そう、青年はキレイな空気を愛していた。青年の部屋では年中空気清浄機が稼動しているし、休みの日は郊外の山にハイキングに行くことを趣味にしていた。
ある時青年は自分の前をグループの二人が話しているのを見つけた。その二人とは二十メートルばかり距離が離れていたので、あまり遠くから声を掛けて二人の空気を悪くするのもいかがなものかとと思い、声を掛けることはせず足早に距離を詰めた。二人まで五メートルの距離まで近付くと二人の会話の内容が聞こえてきた。

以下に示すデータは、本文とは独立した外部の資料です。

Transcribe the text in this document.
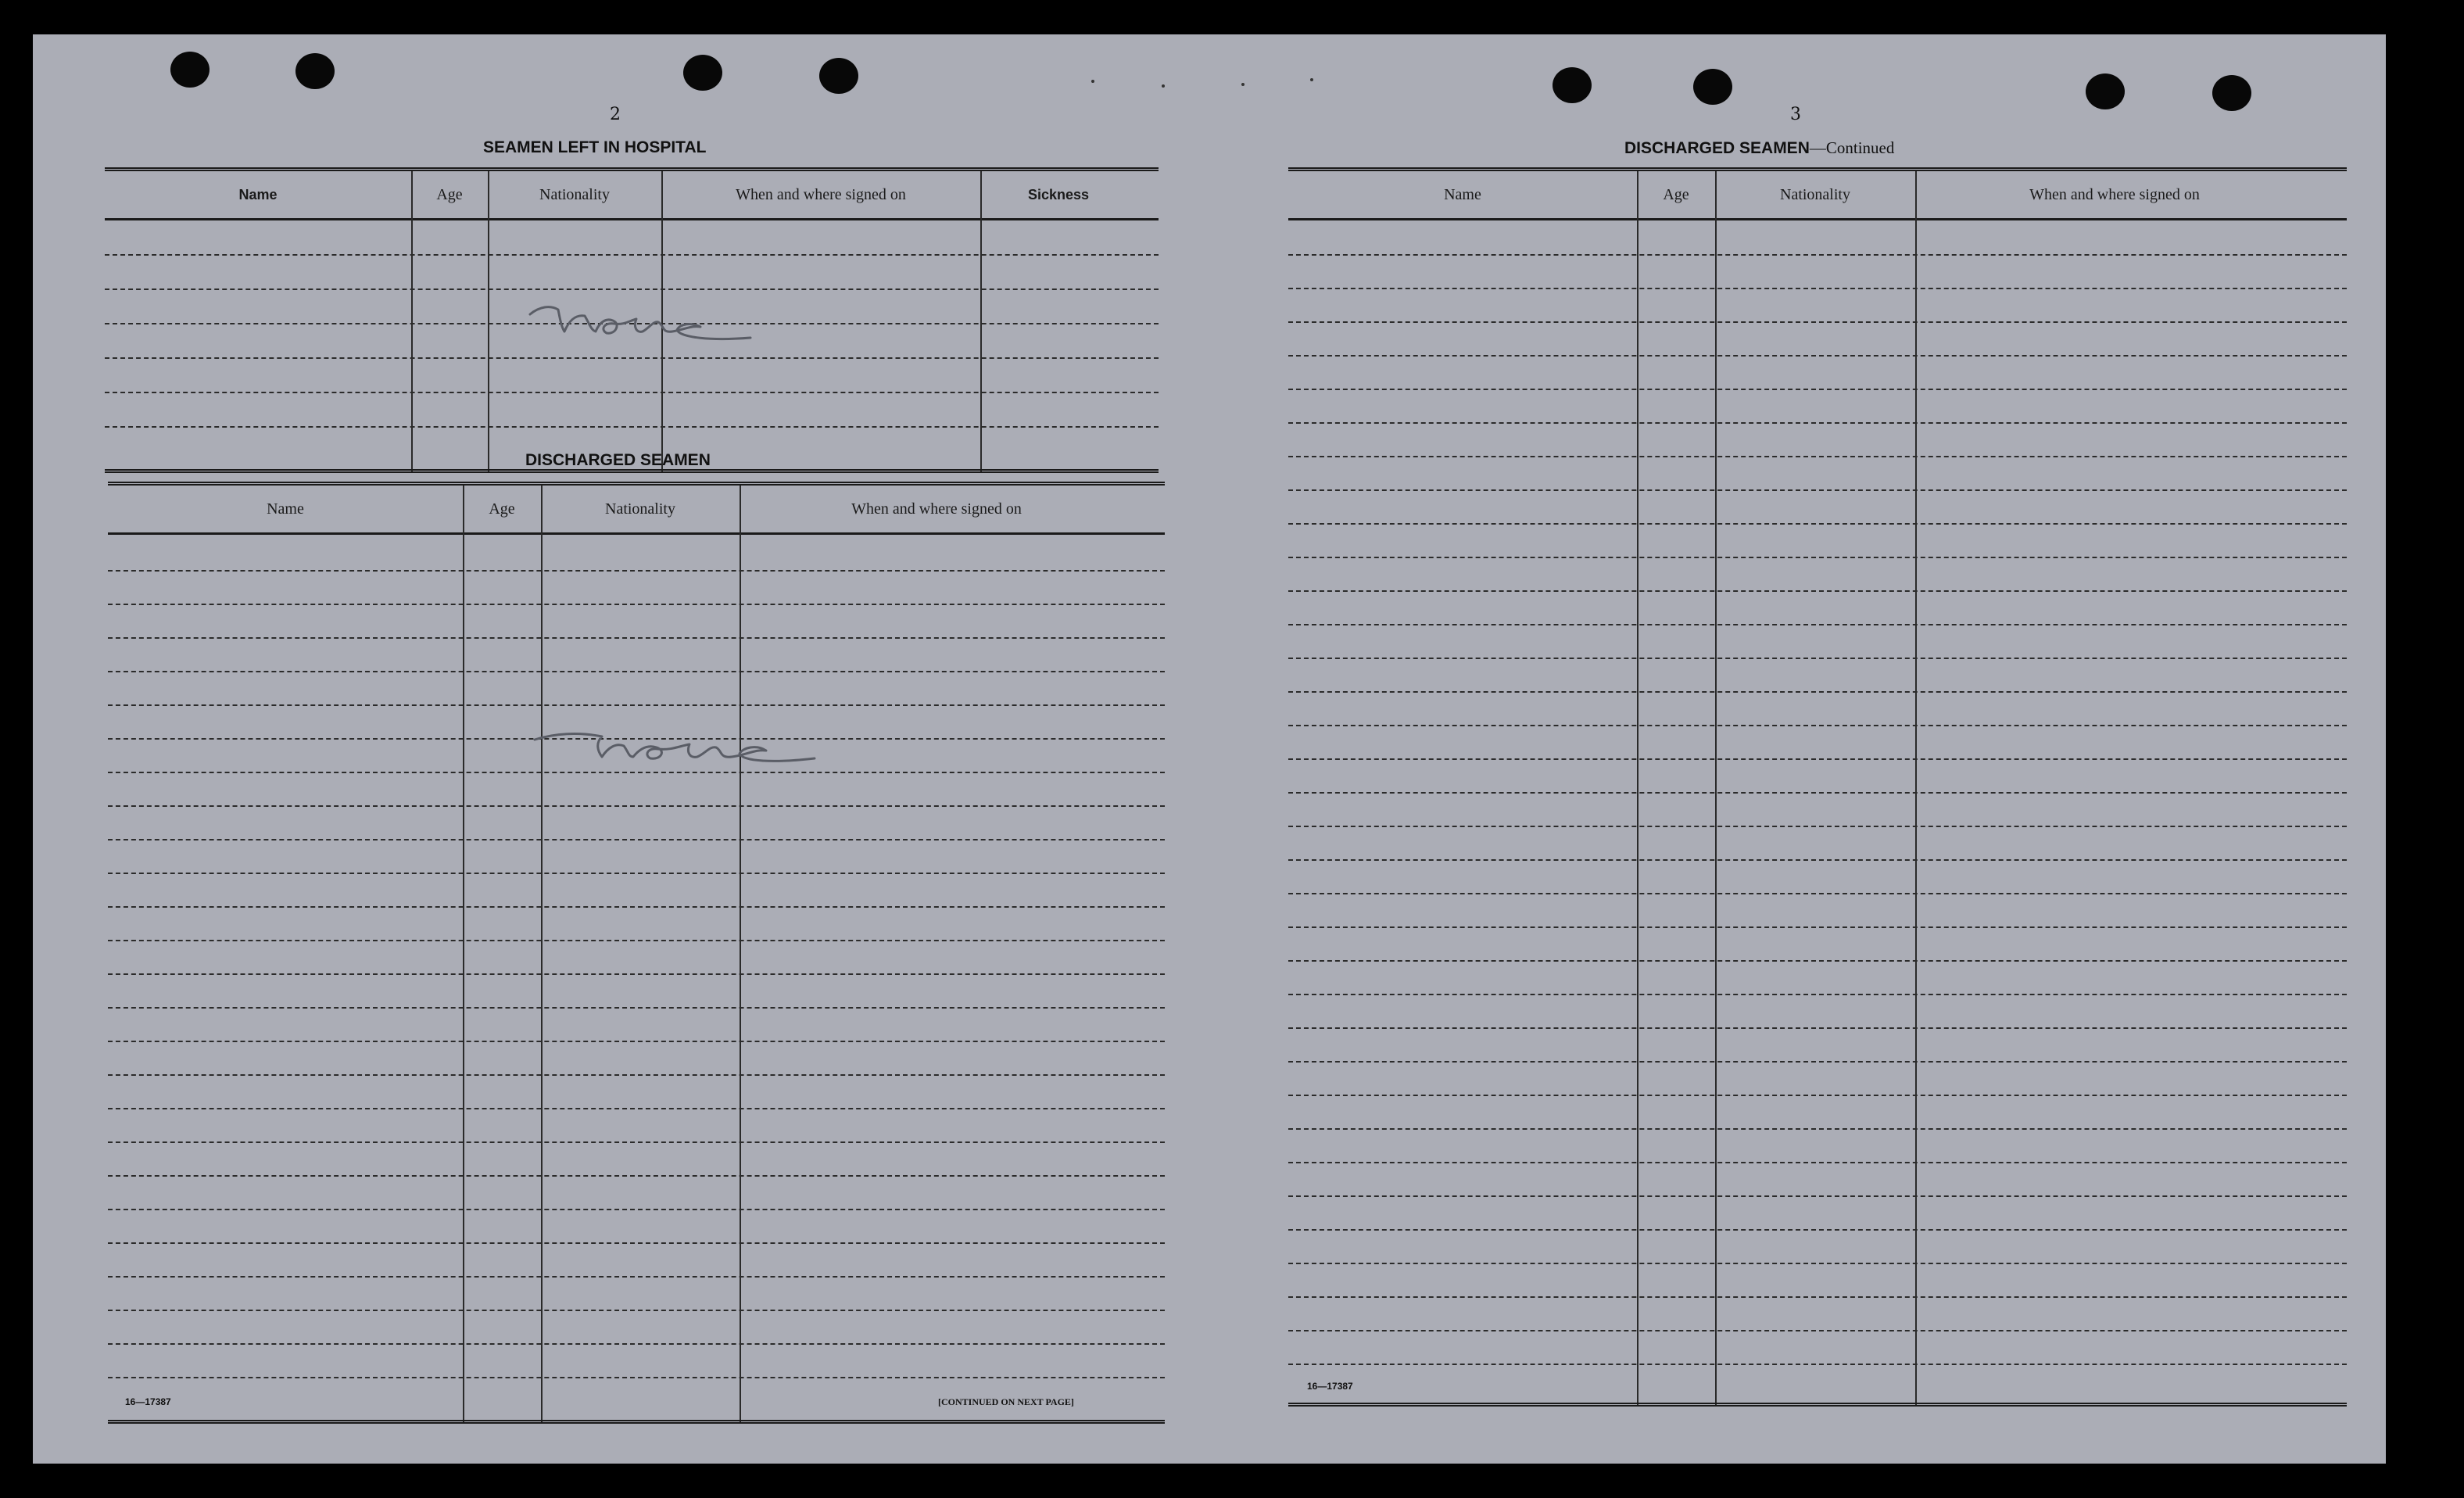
2
SEAMEN LEFT IN HOSPITAL
Name	Age	Nationality	When and where signed on	Sickness
DISCHARGED SEAMEN
Name	Age	Nationality	When and where signed on
16—17387	[CONTINUED ON NEXT PAGE]
3
DISCHARGED SEAMEN—Continued
Name	Age	Nationality	When and where signed on
16—17387
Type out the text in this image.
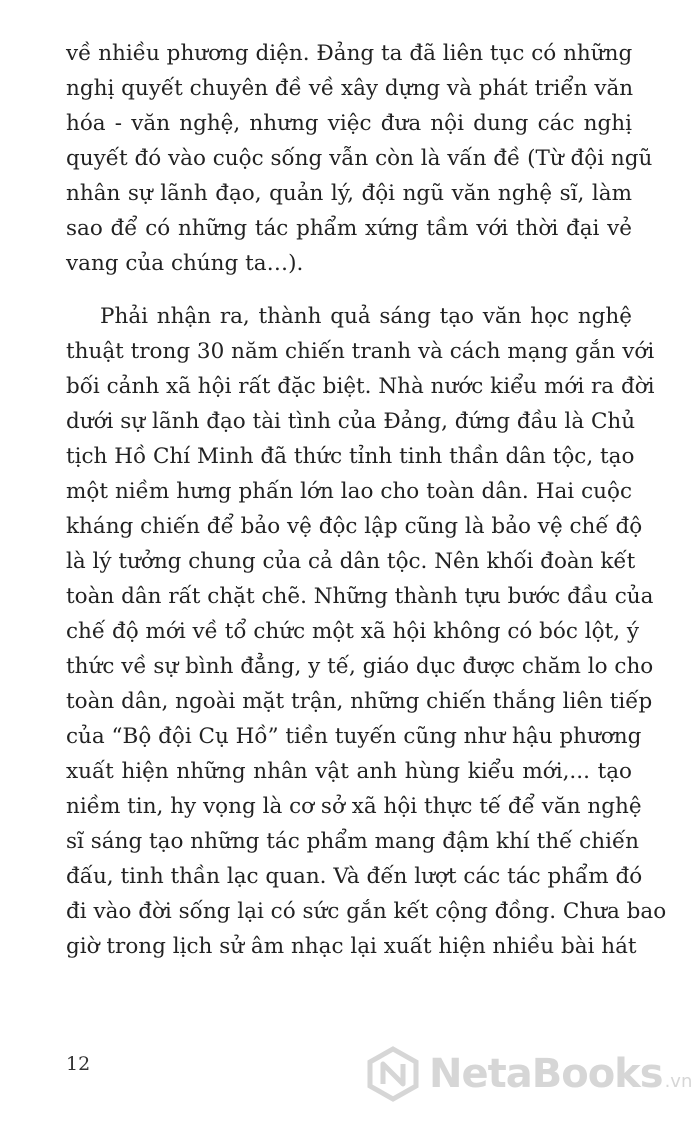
về nhiều phương diện. Đảng ta đã liên tục có những
nghị quyết chuyên đề về xây dựng và phát triển văn
hóa - văn nghệ, nhưng việc đưa nội dung các nghị
quyết đó vào cuộc sống vẫn còn là vấn đề (Từ đội ngũ
nhân sự lãnh đạo, quản lý, đội ngũ văn nghệ sĩ, làm
sao để có những tác phẩm xứng tầm với thời đại vẻ
vang của chúng ta…).
Phải nhận ra, thành quả sáng tạo văn học nghệ
thuật trong 30 năm chiến tranh và cách mạng gắn với
bối cảnh xã hội rất đặc biệt. Nhà nước kiểu mới ra đời
dưới sự lãnh đạo tài tình của Đảng, đứng đầu là Chủ
tịch Hồ Chí Minh đã thức tỉnh tinh thần dân tộc, tạo
một niềm hưng phấn lớn lao cho toàn dân. Hai cuộc
kháng chiến để bảo vệ độc lập cũng là bảo vệ chế độ
là lý tưởng chung của cả dân tộc. Nên khối đoàn kết
toàn dân rất chặt chẽ. Những thành tựu bước đầu của
chế độ mới về tổ chức một xã hội không có bóc lột, ý
thức về sự bình đẳng, y tế, giáo dục được chăm lo cho
toàn dân, ngoài mặt trận, những chiến thắng liên tiếp
của “Bộ đội Cụ Hồ” tiền tuyến cũng như hậu phương
xuất hiện những nhân vật anh hùng kiểu mới,... tạo
niềm tin, hy vọng là cơ sở xã hội thực tế để văn nghệ
sĩ sáng tạo những tác phẩm mang đậm khí thế chiến
đấu, tinh thần lạc quan. Và đến lượt các tác phẩm đó
đi vào đời sống lại có sức gắn kết cộng đồng. Chưa bao
giờ trong lịch sử âm nhạc lại xuất hiện nhiều bài hát
12	NetaBooks .vn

… 名前こそ出てこないが自分の話だと分かる。それも良い内容ではない。だがここで咎めては空気が悪くなってしまう。空気が悪くなればきっとグループの不和にも繋がりかねない。青年は素知らぬ空気を出しながら、驚かさない程度の声で二人に声を掛ける。そしていつもどおり彼らに馴染んで会話を行う。
その次の日は休みだったのだが、雨が降り楽しみにしていたハイキングに行けなかった。仕方なく近場のカフェで静かに読書でもしようかと行くと、自分以外全員揃ったグループがテーブルの一角を使っていた。話題の話はどうやら青年の悪口のようだ。青年はその光景をただ呆然と眺めた。そこにもはや感情はない。青年が立ち去ろうとした一瞬、グループのメンバーと目が合った。彼はなにも言わず雨の中走って自宅へと帰った。
家に帰るともんもんとした空気が立ち込めていた。つけておいた部屋の空気清浄機が止まっていたのだ。電源を入れ直してみても、フィルター交換が必要だと報せる赤いランプが点滅し続けるだけで、空気を吸うことも吐き出すこともしない。それは呼吸をやめたかのようだった。
机に置いたケータイがメールや電話の通知で何度も光っているが、もはや彼にはどうでもいいことだった。
彼は自分の部屋のベットに横になると空気を大きく吸い込んで静かに眠りについた。